Les voici donc : en Août 1941, l’Allemagne victorieuse de la Yougoslavie, établit un état indépendant de Croatie, dirigé par Ante Pavelic, extrémiste croate du parti Oustachi, et très probablement impliqué, avant la guerre, dans le meurtre du roi Alexandre 1er de Yougosla­vie. B. Miljus décrit les débuts de cet état indépendant : « une des premières mesures de ce gouvernement catholique, fasciste et raciste, fut la publication du décret du 25 Avril, portant interdiction de l’Alphabet Cyrillique, qui était celui des Serbes, dans leur vie publique et privée, ainsi que la fermeture de toutes les écoles primaires et maternelles, appartenant aux institutions confessionnelles serbes. Les Serbes furent ensuite contraints de porter, autour du bras un ruban bleu, signe médiéval des ghettos, orné de la lettre P, la première du mot Pravoslavas, qui signifie « orthodoxe » en, serbe. Les magasins, les restaurants, les cafés, les administrations, les transports en commun, leur furent interdits. « Cette politique de ségrégation raciale, qui fut ap­pliquée aussi aux juifs et aux tsiganes, eut l’appui officiel du clergé catholique (papiste) qui entreprit une campagne de conversion forcée, baptisant les orthodoxes, et proclamant une véritable croisade, destinée à faire disparaître les églises orthodoxes, le clergé et le peuple chrétien.
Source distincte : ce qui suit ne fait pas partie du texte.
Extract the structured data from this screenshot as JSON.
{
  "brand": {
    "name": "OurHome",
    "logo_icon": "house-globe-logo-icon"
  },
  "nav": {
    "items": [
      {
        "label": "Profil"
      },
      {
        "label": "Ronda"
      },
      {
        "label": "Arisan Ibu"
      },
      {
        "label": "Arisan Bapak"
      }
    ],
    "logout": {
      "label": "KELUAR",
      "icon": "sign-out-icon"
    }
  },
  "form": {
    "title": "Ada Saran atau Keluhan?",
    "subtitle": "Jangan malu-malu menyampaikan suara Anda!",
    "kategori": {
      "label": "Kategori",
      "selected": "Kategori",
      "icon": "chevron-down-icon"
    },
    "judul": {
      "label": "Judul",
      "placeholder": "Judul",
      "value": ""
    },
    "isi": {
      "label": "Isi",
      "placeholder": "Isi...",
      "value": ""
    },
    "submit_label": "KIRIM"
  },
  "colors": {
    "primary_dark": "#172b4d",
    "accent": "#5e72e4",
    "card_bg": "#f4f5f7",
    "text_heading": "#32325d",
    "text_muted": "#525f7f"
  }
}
L’Archevêque catholique de Sarajevo, Mgr. Saric, membre du parti Oustachi, était favorable aux mesures violentes. « Il est sot, écrivait-il, et indigne de penser que la lutte des disciples du Christ contre le mal, pourra être menée avec des gants ». Mgr Stépinac, Archevêque de Zagreb, membre du Parlement fantoche de Pavelic, aumônier de l’armée croate, présidait volontiers aux cérémonies de conversions forcées et en transmettait officiellement la nouvelle à Rome. En 1955, le Pape Pie XII le fera Cardinal pour ses « nombreux mérites ». Il n’imaginait pas, loin de là, les conséquences de la politique de Pavelic à l’égard des orthodoxes : en Croatie, 3 évêques, 538 prêtres et moines furent massacrés, 27 églises ou monastères furent livrés aux flammes, avec bien souvent, les orthodoxes serbes enfermés dans la nef.
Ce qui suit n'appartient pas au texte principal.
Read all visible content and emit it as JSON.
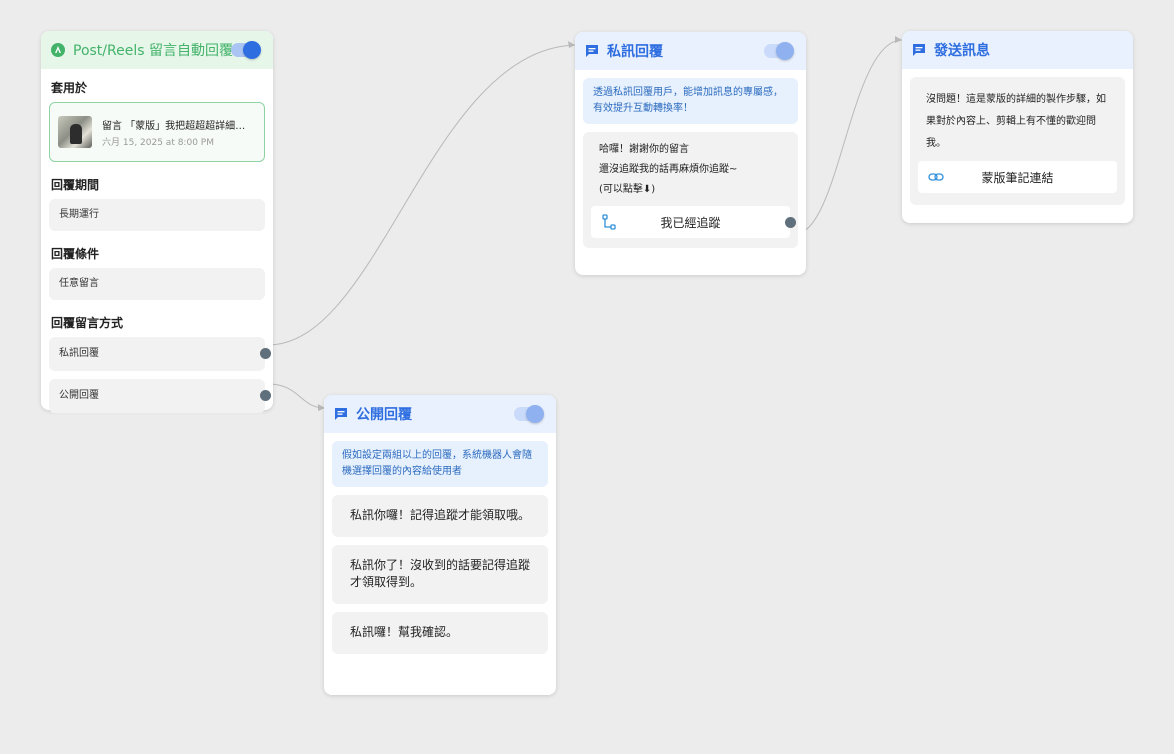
{
  "trigger_card": {
    "title": "Post/Reels 留言自動回覆",
    "apply_label": "套用於",
    "post": {
      "title": "留言 「蒙版」我把超超超詳細步...",
      "date": "六月 15, 2025 at 8:00 PM"
    },
    "period_label": "回覆期間",
    "period_value": "長期運行",
    "condition_label": "回覆條件",
    "condition_value": "任意留言",
    "method_label": "回覆留言方式",
    "methods": [
      "私訊回覆",
      "公開回覆"
    ]
  },
  "private_card": {
    "title": "私訊回覆",
    "info": "透過私訊回覆用戶，能增加訊息的專屬感，有效提升互動轉換率！",
    "message_lines": [
      "哈囉！謝謝你的留言",
      "還沒追蹤我的話再麻煩你追蹤~",
      "(可以點擊⬇)"
    ],
    "button_label": "我已經追蹤"
  },
  "send_card": {
    "title": "發送訊息",
    "message": "沒問題！這是蒙版的詳細的製作步驟，如果對於內容上、剪輯上有不懂的歡迎問我。",
    "link_label": "蒙版筆記連結"
  },
  "public_card": {
    "title": "公開回覆",
    "info": "假如設定兩組以上的回覆，系統機器人會隨機選擇回覆的內容給使用者",
    "replies": [
      "私訊你囉！記得追蹤才能領取哦。",
      "私訊你了！沒收到的話要記得追蹤才領取得到。",
      "私訊囉！幫我確認。"
    ]
  },
  "icons": {
    "trigger": "instagram-badge-icon",
    "card_header": "chat-bubble-icon",
    "flow_button": "flow-branch-icon",
    "link_button": "link-icon"
  },
  "colors": {
    "accent_blue": "#2f6ee0",
    "accent_green": "#43b36a",
    "canvas": "#ececec",
    "connector": "#b8b8b8"
  }
}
Dans la Cathédrale de Glina en particulier, le 14 Mai 1941, des centaines de serbes furent amenés, et ceux qui n’avaient pas de certificat de conversion, furent tués ou brûlés. Cette sauvagerie fut commandée par le Supérieur du monastère catholique de Suntic et par le Ministre des Cultes du gouverne­ment Oustachi. 26 camps de concentration furent construits et le plus atroce fut celui de Jasenovac, « l’Auschwitz croate », commandé par un Franciscain que les déportés nommaient Frère Satan, dont le nom était Filipovic Magstorovic. Ce camp de Jasenovac fait de baraquements sur pilotis, était insalubre, les conditions de vie étaient atroces, et les méthodes employées y étaient les mêmes que celles des camps alle­mands. Aujourd’hui encore, on découvre autour de ces camps, et d’une façon générale, dans tout le pays, des fosses d’ossements humains qui rappellent ces massacres.
Personne, durant la guerre, ni bien sûr à la tête de l’épiscopat catholique croate, ni à Rome, ne s’est élevé, pour dénoncer ce génocide, qui n’a toujours pas de place dans nos livres d’histoire, à côté de celui des juifs ou des arméniens. Souhaitons qu’un jour, l’Eglise Serbe puisse canoni­ser ses Nouveaux Martyrs, comme l’Eglise Russe à l’Etranger a pu le faire pour les siens. Nous doutons, en tout cas, qu’un Pape aille un jour, s’incliner à Jasenovac.

LE PECHE ET LA PEUR
Jean Delumeau
Ed. Fayard.

Autour du VIIIe - IXe siècle, les francs et les germains conquérants de l’Occident, ont réussi à systématiser et à rationaliser la règle barbare du droit de vengeance, propre aux tribus allemandes, jusqu’à en faire une théorie théologique, philosophique et politique cohérente, qui a été l’armature de la féodalité.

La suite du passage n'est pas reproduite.